Articles | Volume 6, issue 2
J. Sens. Sens. Syst., 6, 331–340, 2017
J. Sens. Sens. Syst., 6, 331–340, 2017

Regular research article 15 Sep 2017

Regular research article | 15 Sep 2017

Measuring strain during a cylindrical grinding process using embedded sensors in a workpiece

Mridusmita Sarma1, Florian Borchers2, Gerrit Dumstorff1, Carsten Heinzel2, and Walter Lang1 Mridusmita Sarma et al.
  • 1Institute for Microsensors Actuators and Systems (IMSAS), University of Bremen, 28359, Bremen, Germany
  • 2Foundation Institute for Materials Science (IWT) and MAPEX Centre for Materials and Processes, University of Bremen, Bremen 28359, Germany

Abstract. This paper presents the results of using a sensor-integrated workpiece for in situ measurement of strain during an outer-diameter cylindrical grinding process. The motivation of this work is to measure in situ process parameters using integrated sensors in a workpiece in order to characterize the manufacturing process.

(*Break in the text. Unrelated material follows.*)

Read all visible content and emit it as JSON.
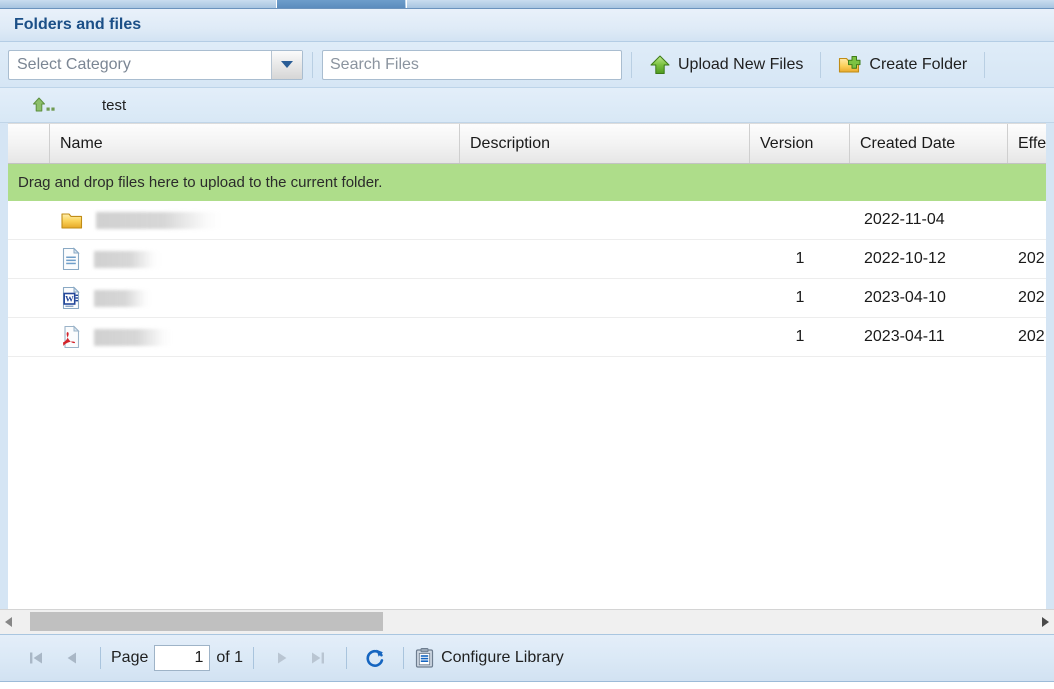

Resistive sensors that operate on the same principle as conventional strain gauges were fabricated on wafers made of steel using standard microtechnology and later the wafers were diced to form unique sensor-integrated steel components (sensor inlays). These inlays are embedded into a groove on the top surface of a cylindrical workpiece using epoxy adhesive. The workpiece is also made of the same steel as the sensor wafers and has similar properties due to a heat treatment process, thereby maintaining the homogeneity of the material over the whole contact area. The sensor-integrated workpiece was used to perform experiments in a Studer S41 high-performance cylindrical grinding machine. The sensor response to the internal strain was recorded during every grinding step starting from a depth of 1 mm down to 2 mm from the top surface. Such an application of sensor integration in materials for in situ process monitoring can be used in other manufacturing processes as well and this can help to observe internal loads (mechanical or thermal) in manufacturing processes.

Short summary
In this work, we measured strain during a cylindrical grinding process in real time and in situ during the process. For this, we integrated strain sensors in a standard workpiece using microfabrication technology and performed grinding experiments on the so-called sensorial workpiece to characterize the manufacturing process. The approach can be used for measuring strain and temperature in other manufacturing processes, to characterize them.